Nilai tukar dolar AS pada perdagangan akhir-akhir ini menguat dan menekan rupiah hingga ke level Rp 15.700-an.
Nilai tukar rupiah di pasar spot saat ini hampir menjadi yang terendah sejak November 2022. Rupiah masih tertekan oleh sentimen perang Israel dengan Hamas Palestina. Kekhawatiran pasar memicu investor untuk beralih dari aset berisiko menuju aset yang lebih aman seperti dolar AS.
Fenomena ini diperkuat dengan sentimen potensi kenaikan suku bunga acuan bank sentral AS, The Federal Reserve.
Pengamat Pasar Uang Ariston Tjendra mengatakan, ekspektasi suku bunga tinggi ini masih menjadi pendorong utama. Pelaku pasar masih mengonfirmasi isu ini dengan data inflasi terbaru AS, hasil rapat moneter The Fed dan komentar-komentar petinggi Bank Sentral.
Data inflasi AS yang dirilis terakhir di bulan lalu yaitu data bulan Agustus masih menunjukkan rebound kenaikan inflasi AS sehingga ekspektasi kebijakan suku bunga tinggi masih bertahan.
“Nanti malam dan besok malam akan dirilis data inflasi bulan September AS. Dini hari nanti ada rilis notulen rapat kebijakan moneter AS. Hasil dari data-data tersebut bisa mengubah ekspektasi ataupun memperkuat ekspektasi kebijakan suku bunga tinggi AS,” kata Ariston kepada Katadata.co.id, Rabu (11/10).
Bank sentral AS masih menyisakan dua rapat moneter tahun ini dan pelaku pasar pastinya akan mencermati hasilnya. Alhasil ada potensi pelemahan bisa terjadi sampai akhir tahun ini. Bila ekspektasi pasar mengenai kebijakan suku bunga tinggi masih bertahan hingga rapat The Fed bulan Desember nanti.
Berdampak ke pasar saham, emiten di sektor farmasi, konsumer, dan emiten dengan utang dolar akan mendapat perhatian lebih atas pelemahan rupiah.
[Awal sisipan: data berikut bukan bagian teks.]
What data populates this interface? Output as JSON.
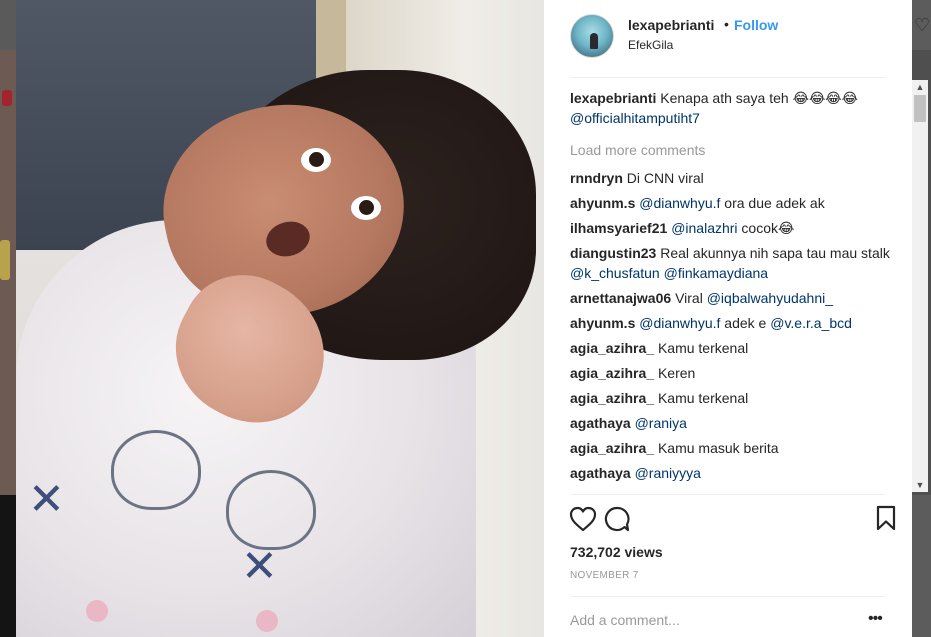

Dikutip dari Emtrade, Rabu (11/10) Sektor farmasi merupakan salah satu sektor yang sangat rentan terhadap fluktuasi nilai tukar rupiah. Apalagi lebih dari 50% bahan baku yang digunakan oleh perusahaan farmasi masih harus diimpor.
Perusahaan yang beroperasi di sektor besi dan baja juga rentan terhadap dampak pelemahan rupiah. Sebagian besar bahan baku yang digunakan dalam industri besi dan baja harus diimpor, dan pelemahan rupiah dapat membuat biaya impor semakin tinggi. Ini bisa mengurangi profitabilitas perusahaan, terutama jika harga jual produk tetap stabil.
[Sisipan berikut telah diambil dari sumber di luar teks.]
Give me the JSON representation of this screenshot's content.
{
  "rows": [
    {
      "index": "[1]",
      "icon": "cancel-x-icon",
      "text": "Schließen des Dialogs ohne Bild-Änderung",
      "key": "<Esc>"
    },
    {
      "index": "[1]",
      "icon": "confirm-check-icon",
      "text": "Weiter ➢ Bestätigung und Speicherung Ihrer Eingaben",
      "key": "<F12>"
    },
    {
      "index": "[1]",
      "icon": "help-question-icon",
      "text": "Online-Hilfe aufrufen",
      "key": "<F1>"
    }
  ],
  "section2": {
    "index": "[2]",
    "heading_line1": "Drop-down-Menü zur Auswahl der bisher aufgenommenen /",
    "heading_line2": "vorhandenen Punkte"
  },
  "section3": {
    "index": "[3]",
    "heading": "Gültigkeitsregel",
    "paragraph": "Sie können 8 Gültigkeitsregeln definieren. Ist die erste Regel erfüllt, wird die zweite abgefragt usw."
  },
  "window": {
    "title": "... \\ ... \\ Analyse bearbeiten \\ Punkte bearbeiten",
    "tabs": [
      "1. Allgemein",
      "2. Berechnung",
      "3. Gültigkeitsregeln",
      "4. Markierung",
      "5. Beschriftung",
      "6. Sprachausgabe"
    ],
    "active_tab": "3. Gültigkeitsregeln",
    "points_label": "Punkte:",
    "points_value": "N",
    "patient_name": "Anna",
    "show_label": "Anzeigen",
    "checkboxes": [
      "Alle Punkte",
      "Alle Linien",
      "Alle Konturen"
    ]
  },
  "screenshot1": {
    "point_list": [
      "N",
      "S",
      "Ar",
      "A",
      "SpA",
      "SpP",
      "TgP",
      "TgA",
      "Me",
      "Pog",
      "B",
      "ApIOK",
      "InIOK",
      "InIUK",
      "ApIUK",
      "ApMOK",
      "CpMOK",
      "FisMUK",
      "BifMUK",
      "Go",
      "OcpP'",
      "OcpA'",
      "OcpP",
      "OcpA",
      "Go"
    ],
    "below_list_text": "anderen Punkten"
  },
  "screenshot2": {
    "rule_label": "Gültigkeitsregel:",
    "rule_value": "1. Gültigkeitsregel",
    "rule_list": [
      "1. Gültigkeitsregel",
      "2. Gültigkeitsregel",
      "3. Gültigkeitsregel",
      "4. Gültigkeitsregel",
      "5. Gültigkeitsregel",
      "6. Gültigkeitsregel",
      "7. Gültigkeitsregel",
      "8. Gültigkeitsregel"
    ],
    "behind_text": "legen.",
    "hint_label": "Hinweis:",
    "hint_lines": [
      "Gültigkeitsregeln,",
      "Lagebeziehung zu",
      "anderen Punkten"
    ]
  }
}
Selain itu sektor konsumer berdampak negatif terhadap fluktuasi nilai tukar karena volume impor yang signifikan yang harus mereka tanggung. Selain itu, harga gandum di pasar dunia yang meningkat akibat konflik Rusia-Ukraina dapat memberikan tekanan tambahan pada kinerja keuangan perusahaan-perusahaan tersebut.
“Penting untuk dicatat bahwa Indonesia adalah negara dengan iklim tropis, sehingga tidak dapat menghasilkan gandum secara optimal. Oleh karena itu, perusahaan perlu mengimpor gandum dari negara lain untuk memenuhi kebutuhan roti, mie instan, dan produk pangan karbohidrat lainnya,” tulisnya.
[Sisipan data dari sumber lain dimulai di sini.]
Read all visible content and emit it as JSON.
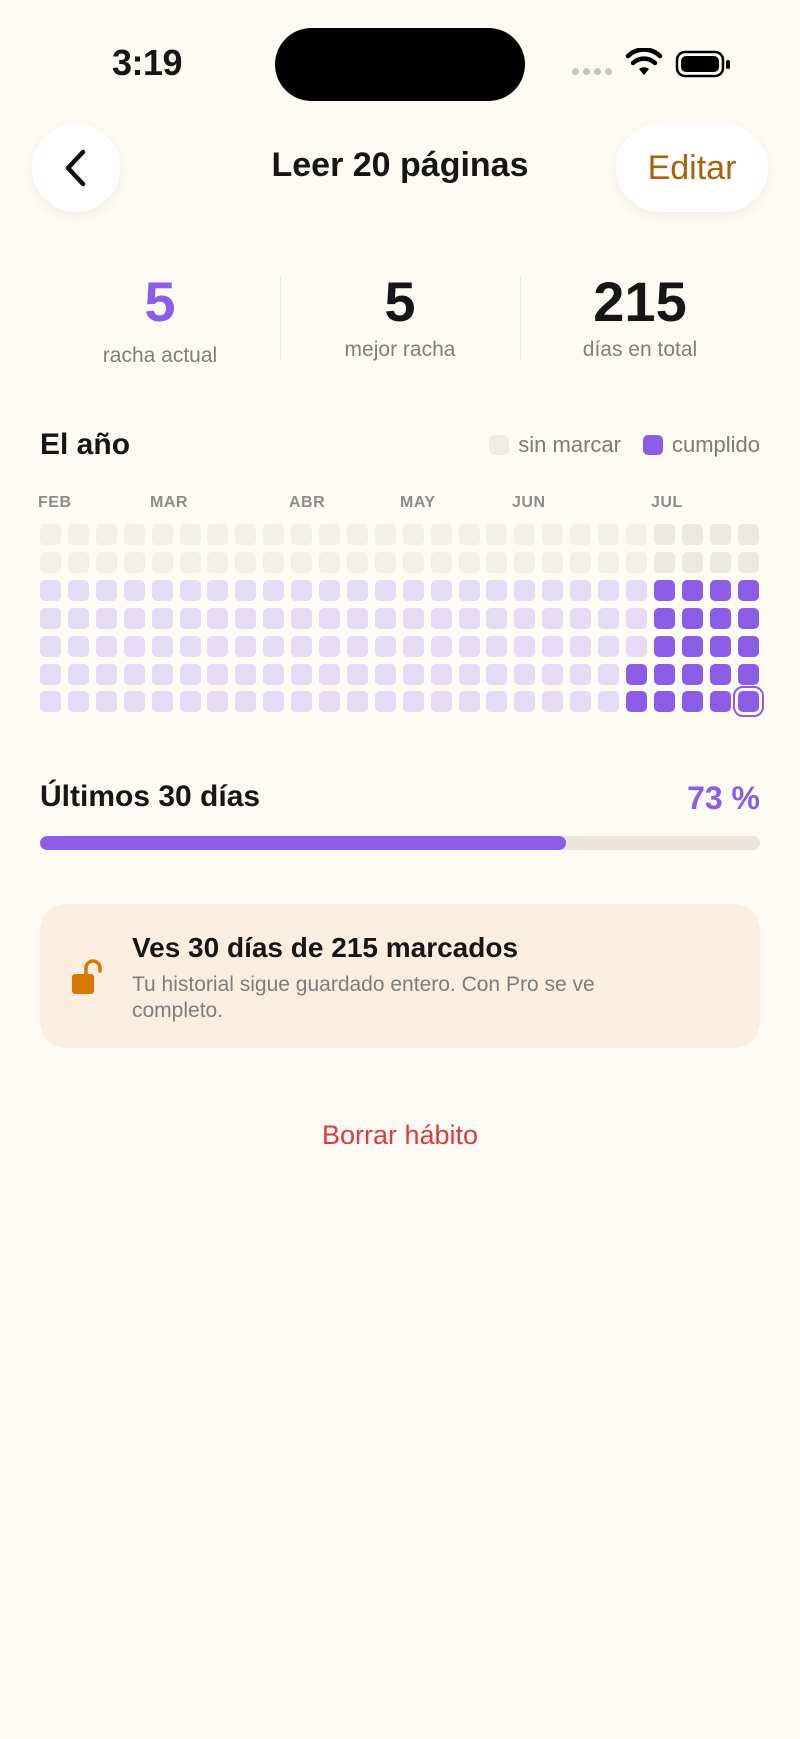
{
  "status_bar": {
    "time": "3:19"
  },
  "header": {
    "back_icon": "chevron-left-icon",
    "title": "Leer 20 páginas",
    "edit_label": "Editar"
  },
  "stats": [
    {
      "value": "5",
      "label": "racha actual",
      "color": "#8b5ce6"
    },
    {
      "value": "5",
      "label": "mejor racha",
      "color": "#161616"
    },
    {
      "value": "215",
      "label": "días en total",
      "color": "#161616"
    }
  ],
  "year": {
    "title": "El año",
    "legend": [
      {
        "label": "sin marcar",
        "color": "#efece6"
      },
      {
        "label": "cumplido",
        "color": "#8b5ce6"
      }
    ],
    "months": [
      "FEB",
      "MAR",
      "ABR",
      "MAY",
      "JUN",
      "JUL"
    ],
    "colors": {
      "unmarked": "#f3f0ea",
      "unmarked_recent": "#ece9e3",
      "faded": "#e6dbf4",
      "done": "#8b5ce6",
      "today_outline": "#8b5ce6"
    },
    "weeks": 26,
    "days_per_week": 7,
    "marked_history_note": "faded cells represent history hidden behind Pro",
    "recent_weeks": [
      {
        "week": 21,
        "rows": [
          "none",
          "none",
          "faded",
          "faded",
          "faded",
          "done",
          "done"
        ]
      },
      {
        "week": 22,
        "rows": [
          "recent",
          "recent",
          "done",
          "done",
          "done",
          "done",
          "done"
        ]
      },
      {
        "week": 23,
        "rows": [
          "recent",
          "recent",
          "done",
          "done",
          "done",
          "done",
          "done"
        ]
      },
      {
        "week": 24,
        "rows": [
          "recent",
          "recent",
          "done",
          "done",
          "done",
          "done",
          "done"
        ]
      },
      {
        "week": 25,
        "rows": [
          "recent",
          "recent",
          "done",
          "done",
          "done",
          "done",
          "today"
        ]
      }
    ]
  },
  "progress": {
    "title": "Últimos 30 días",
    "percent_label": "73 %",
    "fraction": 0.73
  },
  "pro_card": {
    "icon": "unlocked-padlock-icon",
    "title": "Ves 30 días de 215 marcados",
    "subtitle": "Tu historial sigue guardado entero. Con Pro se ve completo."
  },
  "delete_label": "Borrar hábito"
}
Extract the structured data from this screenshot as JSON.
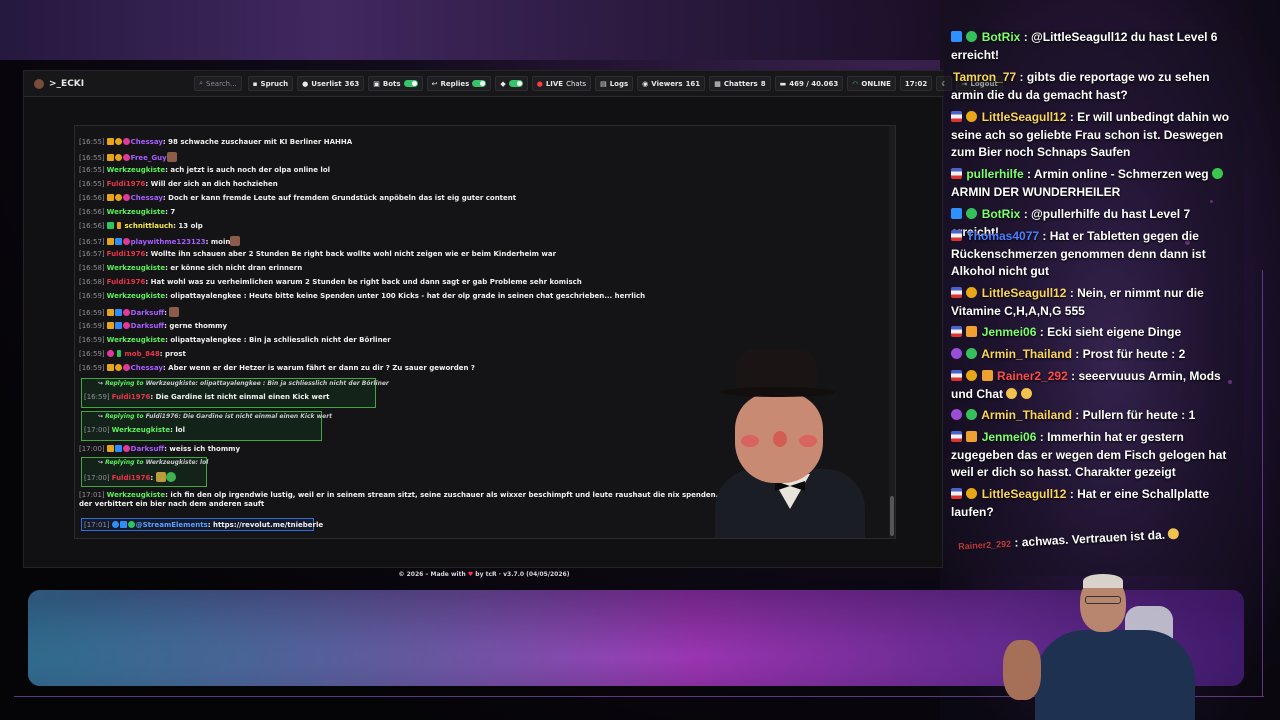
{
  "topbar": {
    "brand": ">_ECKI",
    "search_placeholder": "Search...",
    "spruch": "Spruch",
    "userlist_label": "Userlist",
    "userlist_count": "363",
    "bots": "Bots",
    "replies": "Replies",
    "live": "LIVE",
    "chats": "Chats",
    "logs": "Logs",
    "viewers_label": "Viewers",
    "viewers_count": "161",
    "chatters_label": "Chatters",
    "chatters_count": "8",
    "messages": "469 / 40.063",
    "online": "ONLINE",
    "time": "17:02",
    "logout": "Logout"
  },
  "chat": {
    "messages": [
      {
        "ts": "[16:55]",
        "user": "Chessay",
        "text": "98 schwache zuschauer mit KI Berliner HAHHA"
      },
      {
        "ts": "[16:55]",
        "user": "Free_Guy",
        "text": ""
      },
      {
        "ts": "[16:55]",
        "user": "Werkzeugkiste",
        "text": "ach jetzt is auch noch der olpa online lol"
      },
      {
        "ts": "[16:55]",
        "user": "Fuldi1976",
        "text": "Will der sich an dich hochziehen"
      },
      {
        "ts": "[16:56]",
        "user": "Chessay",
        "text": "Doch er kann fremde Leute auf fremdem Grundstück anpöbeln das ist eig guter content"
      },
      {
        "ts": "[16:56]",
        "user": "Werkzeugkiste",
        "text": "7"
      },
      {
        "ts": "[16:56]",
        "user": "schnittlauch",
        "text": "13 olp"
      },
      {
        "ts": "[16:57]",
        "user": "playwithme123123",
        "text": "moin"
      },
      {
        "ts": "[16:57]",
        "user": "Fuldi1976",
        "text": "Wollte ihn schauen aber 2 Stunden Be right back wollte wohl nicht zeigen wie er beim Kinderheim war"
      },
      {
        "ts": "[16:58]",
        "user": "Werkzeugkiste",
        "text": "er könne sich nicht dran erinnern"
      },
      {
        "ts": "[16:58]",
        "user": "Fuldi1976",
        "text": "Hat wohl was zu verheimlichen warum 2 Stunden be right back und dann sagt er gab Probleme sehr komisch"
      },
      {
        "ts": "[16:59]",
        "user": "Werkzeugkiste",
        "text": "olipattayalengkee : Heute bitte keine Spenden unter 100 Kicks - hat der olp grade in seinen chat geschrieben... herrlich"
      },
      {
        "ts": "[16:59]",
        "user": "Darksuff",
        "text": ""
      },
      {
        "ts": "[16:59]",
        "user": "Darksuff",
        "text": "gerne thommy"
      },
      {
        "ts": "[16:59]",
        "user": "Werkzeugkiste",
        "text": "olipattayalengkee : Bin ja schliesslich nicht der Börliner"
      },
      {
        "ts": "[16:59]",
        "user": "mob_848",
        "text": "prost"
      },
      {
        "ts": "[16:59]",
        "user": "Chessay",
        "text": "Aber wenn er der Hetzer is warum fährt er dann zu dir ? Zu sauer geworden ?"
      }
    ],
    "replies": [
      {
        "label": "Replying to",
        "target": "Werkzeugkiste:",
        "quote": "olipattayalengkee : Bin ja schliesslich nicht der Börliner",
        "ts": "[16:59]",
        "user": "Fuldi1976",
        "text": "Die Gardine ist nicht einmal einen Kick wert"
      },
      {
        "label": "Replying to",
        "target": "Fuldi1976:",
        "quote": "Die Gardine ist nicht einmal einen Kick wert",
        "ts": "[17:00]",
        "user": "Werkzeugkiste",
        "text": "lol"
      },
      {
        "label": "Replying to",
        "target": "Werkzeugkiste:",
        "quote": "lol",
        "ts": "[17:00]",
        "user": "Fuldi1976",
        "text": ""
      }
    ],
    "between": {
      "ts": "[17:00]",
      "user": "Darksuff",
      "text": "weiss ich thommy"
    },
    "long": {
      "ts": "[17:01]",
      "user": "Werkzeugkiste",
      "text": "ich fin den olp irgendwie lustig, weil er in seinem stream sitzt, seine zuschauer als wixxer beschimpft und leute raushaut die nix spenden... so ein ghriesgrämiger alter mann der verbittert ein bier nach dem anderen sauft"
    },
    "se": {
      "ts": "[17:01]",
      "user": "@StreamElements",
      "text": "https://revolut.me/tnieberle"
    }
  },
  "footer": {
    "prefix": "© 2026 – Made with",
    "by": "by tcR",
    "version": "· v3.7.0 (04/05/2026)"
  },
  "side_chat": [
    {
      "user": "BotRix",
      "sep": ":",
      "text": "@LittleSeagull12 du hast Level 6 erreicht!",
      "color": "n-green"
    },
    {
      "user": "Tamron_77",
      "sep": ":",
      "text": "gibts die reportage wo zu sehen armin die du da gemacht hast?",
      "color": "n-yellow"
    },
    {
      "user": "LittleSeagull12",
      "sep": ":",
      "text": "Er will unbedingt dahin wo seine ach so geliebte Frau schon ist. Deswegen zum Bier noch Schnaps Saufen",
      "color": "n-yellow"
    },
    {
      "user": "pullerhilfe",
      "sep": ":",
      "text": "Armin online - Schmerzen weg",
      "text2": "ARMIN DER WUNDERHEILER",
      "color": "n-green"
    },
    {
      "user": "BotRix",
      "sep": ":",
      "text": "@pullerhilfe du hast Level 7 erreicht!",
      "color": "n-green"
    },
    {
      "user": "Thomas4077",
      "sep": ":",
      "text": "Hat er Tabletten gegen die Rückenschmerzen genommen denn dann ist Alkohol nicht gut",
      "color": "n-blue"
    },
    {
      "user": "LittleSeagull12",
      "sep": ":",
      "text": "Nein, er nimmt nur die Vitamine C,H,A,N,G 555",
      "color": "n-yellow"
    },
    {
      "user": "Jenmei06",
      "sep": ":",
      "text": "Ecki sieht eigene Dinge",
      "color": "n-green"
    },
    {
      "user": "Armin_Thailand",
      "sep": ":",
      "text": "Prost für heute : 2",
      "color": "n-yellow"
    },
    {
      "user": "Rainer2_292",
      "sep": ":",
      "text": "seeervuuus Armin, Mods und Chat",
      "color": "n-red"
    },
    {
      "user": "Armin_Thailand",
      "sep": ":",
      "text": "Pullern für heute : 1",
      "color": "n-yellow"
    },
    {
      "user": "Jenmei06",
      "sep": ":",
      "text": "Immerhin hat er gestern zugegeben das er wegen dem Fisch gelogen hat weil er dich so hasst. Charakter gezeigt",
      "color": "n-green"
    },
    {
      "user": "LittleSeagull12",
      "sep": ":",
      "text": "Hat er eine Schallplatte laufen?",
      "color": "n-yellow"
    },
    {
      "user": "Rainer2_292",
      "sep": ":",
      "text": "achwas. Vertrauen ist da.",
      "color": "n-red"
    }
  ]
}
Beberapa perusahaan yang memiliki keterkaitan dengan penggunaan gandum sebagai bahan baku produksi adalah PT Indofood Sukses Makmur Tbk (INDF), produsen mie instan Indomie PT Indofood CBP Sukses Makmur Tbk (ICBP), dan PT Mayora Indah Tbk (MYOR) dengan produk unggulan seperti roti dan mie instan.
Selanjutnya ada sektor konstruksi yang terdampak negatif dalam beberapa aspek. Biaya bahan bangunan menjadi lebih tinggi karena banyak bahan seperti baja, semen, dan peralatan konstruksi harus diimpor atau terkait dengan harga komoditas global.
Pelemahan rupiah juga dapat membatasi kemampuan pemerintah untuk mendanai proyek infrastruktur besar-besaran, yang biasanya menjadi salah satu penggerak utama di sektor konstruksi.
Nilai tukar rupiah yang lesu juga menjadi faktor negatif perusahaan-perusahaan yang memiliki utang yang utamanya berdenominasi dalam mata uang dolar AS. Hal ini tidak hanya mencakup satu spesifik sektor, tapi bisa jadi banyak sektor seperti konsumer, telekomunikasi, properti dan otomotif.
Sebab itu berarti nilai pokok utang dan bunganya akan meningkat secara otomatis. Akibatnya, perusahaan akan mengalami penurunan pendapatan karena kerugian kurs yang terjadi.